$C$ is manifestly a location parameter.
It helps to understand that when $x$ and $y$ have a unit of measure, the choices of their origin and basic unit are essentially arbitrary. You can exploit that to make choices that simplify the formula and therefore reveal the essential shape of the curve.

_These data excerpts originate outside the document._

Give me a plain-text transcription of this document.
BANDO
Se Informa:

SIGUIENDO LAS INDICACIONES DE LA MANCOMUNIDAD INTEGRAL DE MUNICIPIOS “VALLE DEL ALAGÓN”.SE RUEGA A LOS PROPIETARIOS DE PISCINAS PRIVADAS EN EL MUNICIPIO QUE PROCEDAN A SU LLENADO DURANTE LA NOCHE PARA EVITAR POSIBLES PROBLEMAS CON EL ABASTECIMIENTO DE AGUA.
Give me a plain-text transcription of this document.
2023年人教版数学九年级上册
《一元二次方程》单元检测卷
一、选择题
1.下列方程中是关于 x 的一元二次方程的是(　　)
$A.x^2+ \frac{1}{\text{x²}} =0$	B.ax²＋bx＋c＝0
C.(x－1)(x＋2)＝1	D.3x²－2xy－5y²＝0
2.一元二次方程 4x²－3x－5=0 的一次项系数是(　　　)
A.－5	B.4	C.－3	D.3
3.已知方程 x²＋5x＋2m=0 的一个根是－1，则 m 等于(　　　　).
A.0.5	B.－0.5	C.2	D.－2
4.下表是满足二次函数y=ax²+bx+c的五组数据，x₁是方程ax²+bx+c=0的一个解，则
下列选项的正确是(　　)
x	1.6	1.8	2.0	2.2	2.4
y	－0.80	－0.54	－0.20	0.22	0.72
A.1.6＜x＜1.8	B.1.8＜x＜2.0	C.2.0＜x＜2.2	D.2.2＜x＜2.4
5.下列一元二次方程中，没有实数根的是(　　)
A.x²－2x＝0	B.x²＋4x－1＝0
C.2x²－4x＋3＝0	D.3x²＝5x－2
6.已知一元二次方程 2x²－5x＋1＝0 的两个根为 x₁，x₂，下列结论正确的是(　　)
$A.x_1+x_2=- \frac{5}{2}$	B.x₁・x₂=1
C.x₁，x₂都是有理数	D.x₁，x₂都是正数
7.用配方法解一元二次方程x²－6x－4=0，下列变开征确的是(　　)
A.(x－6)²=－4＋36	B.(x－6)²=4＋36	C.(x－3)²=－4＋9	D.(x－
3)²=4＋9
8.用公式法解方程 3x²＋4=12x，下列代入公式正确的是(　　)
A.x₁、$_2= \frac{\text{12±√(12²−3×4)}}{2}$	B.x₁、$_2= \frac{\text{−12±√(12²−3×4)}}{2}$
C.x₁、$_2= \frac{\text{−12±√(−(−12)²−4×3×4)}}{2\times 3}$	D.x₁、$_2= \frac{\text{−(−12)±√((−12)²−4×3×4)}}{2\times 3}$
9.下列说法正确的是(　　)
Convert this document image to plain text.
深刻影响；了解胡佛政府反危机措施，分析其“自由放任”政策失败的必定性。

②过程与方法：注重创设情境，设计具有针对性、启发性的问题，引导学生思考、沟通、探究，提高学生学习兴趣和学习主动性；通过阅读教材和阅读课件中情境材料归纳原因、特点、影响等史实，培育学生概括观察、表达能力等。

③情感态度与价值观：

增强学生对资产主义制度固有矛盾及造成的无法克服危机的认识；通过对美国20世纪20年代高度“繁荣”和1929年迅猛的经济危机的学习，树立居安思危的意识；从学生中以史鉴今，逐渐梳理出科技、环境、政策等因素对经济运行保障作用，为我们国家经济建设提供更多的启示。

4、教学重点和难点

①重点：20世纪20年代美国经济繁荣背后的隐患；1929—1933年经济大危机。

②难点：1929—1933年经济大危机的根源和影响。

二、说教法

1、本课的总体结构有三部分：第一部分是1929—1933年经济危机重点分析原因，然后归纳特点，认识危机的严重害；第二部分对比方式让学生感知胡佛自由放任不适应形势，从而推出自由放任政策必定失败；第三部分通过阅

Mathematically, this means you should rewrite the formula $y=f(x;\theta)$ in the form
$$\frac{y - \nu}{\tau} = f_0\left(\frac{x-\mu}{\sigma}; \theta^\prime\right)$$
where $\theta^\prime$ has four fewer parameters than $\theta=(A,B,C,D,S).$
In terms of the graph $\Gamma(f)=\{(x, f(x;\theta))\mid x\in \mathbb R\}$ this has the familiar geometric interpretation: the transformation of $x$ stretches the horizontal axis by $\sigma\gt 0$ and then shifts that axis by $\mu;$ the transformation of $y$ is the inverse of a rescaling by $\tau$ and shift of $\nu.$ Equivalently, on a plot of $\Gamma(f_0)$ simply relabel any ordinate $x$ as $\mu+x\sigma$ and any abscissa $y$ as $\nu + y\tau.$
This can usually be done by inspection. In the present case, the curve takes the form
$$y = f(x; (A,B,C,D,S))$$
which with simple algebraic manipulations can be written
$$\frac{y-\nu}{\tau} = \frac{y-A}{D-A} = \left(1 + \exp(-B(x-C))\right)^{-S} = \left(1 + \exp\left(-\frac{x-\mu}{\sigma}\right)\right)^{-S}$$
from which we can just read off the equations
$$\tau=D-A,\ \nu = A,\ \mu=C,\ \sigma=\frac{1}{B}$$
and identify the underlying shape as
$$f_0(z;S) = \left(1 + \exp(-z)\right)^{-S}.$$
To understand these particular shapes, plot them on semi-log axes: that is, consider the graphs of $\log_2(y) = \log_2(f_0(x)) = -S\log_2(1 + \exp(-x)).$
Evidently $S$ is the value of $\log_2(y)$ when $z=0:$ that is, it establishes a logarithmic scale for $y$ by making the value of $f_0(0)$ equal to $S.$ Given this interpretation of $S,$ $\mu = C$ becomes meaningful as corresponding to the unique point where $\Gamma(f_0)$ equals $S.$